O apoio foi expresso esta segunda-feira num encontro realizado por videoconferência, sob o lema «50 anos de jornalismo em fraternidade», por iniciativa da União dos Jornalistas de Cuba (UPEC), no âmbito das actividades relacionadas com o Dia da Imprensa na Ilha, que se assinala a 14 de Março.
O presidente honorário da organização regional, Iván Canelas (Bolívia), destacou como os órgãos de comunicação comerciais «brandem as mentiras do imperialismo norte-americano, que procura apropriar-se dos recursos naturais dos países, subjugar a América Latina e implementar novamente a Doutrina Monroe», refere a Prensa Latina.

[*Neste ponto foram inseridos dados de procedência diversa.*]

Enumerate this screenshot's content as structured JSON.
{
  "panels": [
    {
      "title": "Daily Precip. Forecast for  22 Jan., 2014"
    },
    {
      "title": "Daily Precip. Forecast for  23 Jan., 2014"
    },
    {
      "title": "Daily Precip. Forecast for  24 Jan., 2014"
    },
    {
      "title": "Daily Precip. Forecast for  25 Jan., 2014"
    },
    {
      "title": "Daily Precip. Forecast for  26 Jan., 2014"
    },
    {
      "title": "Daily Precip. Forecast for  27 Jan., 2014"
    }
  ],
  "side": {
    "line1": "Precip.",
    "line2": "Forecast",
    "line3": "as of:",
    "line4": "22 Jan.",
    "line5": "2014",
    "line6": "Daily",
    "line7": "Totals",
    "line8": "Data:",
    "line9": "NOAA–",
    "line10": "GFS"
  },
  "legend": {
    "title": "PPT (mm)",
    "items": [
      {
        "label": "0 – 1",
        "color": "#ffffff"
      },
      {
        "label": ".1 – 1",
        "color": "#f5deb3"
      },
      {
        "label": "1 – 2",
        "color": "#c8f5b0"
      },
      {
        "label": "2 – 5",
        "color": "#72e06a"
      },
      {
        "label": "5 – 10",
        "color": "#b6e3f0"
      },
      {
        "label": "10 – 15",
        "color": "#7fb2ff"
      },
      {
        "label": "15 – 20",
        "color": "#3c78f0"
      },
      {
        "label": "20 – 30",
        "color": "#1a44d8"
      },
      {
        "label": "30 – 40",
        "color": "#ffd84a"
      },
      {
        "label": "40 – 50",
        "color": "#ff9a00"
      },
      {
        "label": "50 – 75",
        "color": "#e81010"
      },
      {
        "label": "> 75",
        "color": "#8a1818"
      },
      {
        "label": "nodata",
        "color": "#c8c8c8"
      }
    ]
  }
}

Neste contexto, acrescenta a fonte, alertou que o encontro recente entre o presidente norte-americano, Donald Trump, e 12 líderes de extrema-direita da região, bem como os ataques contra a Venezuela, o Irão, a Palestina e o Iémen, e a pressão contra Cuba, não são uma coincidência – todos visam a apropriação dos recursos naturais destas regiões.
Por seu lado, Beto Almeida, ex-presidente da Federação Nacional dos Jornalistas do Brasil (Fenaj), frisou a necessidade de se conseguir uma maior formação tecnológica para garantir informação que vá ao encontro dos desafios actuais, impostos pela urgência de eliminar a ditadura do mercado, que banaliza as mensagens expressas sob a forma de propaganda de guerra, armas e morte.
«Perante tais riscos, não resta outra alternativa que não seja maximizar a unidade anti-imperialista», afirmou Almeida, citado pela Agencia Cubana de Noticias (ACN).
Náo basta erguer bandeiras
Num encontro também dedicado à celebração dos 50 anos da organização regional, em Junho deste ano, o presidente da federação, o argentino Juan Carlos Camaño, disse que, neste momento tão complicado para a Humanidade, não basta erguer bandeiras e que há muito para fazer.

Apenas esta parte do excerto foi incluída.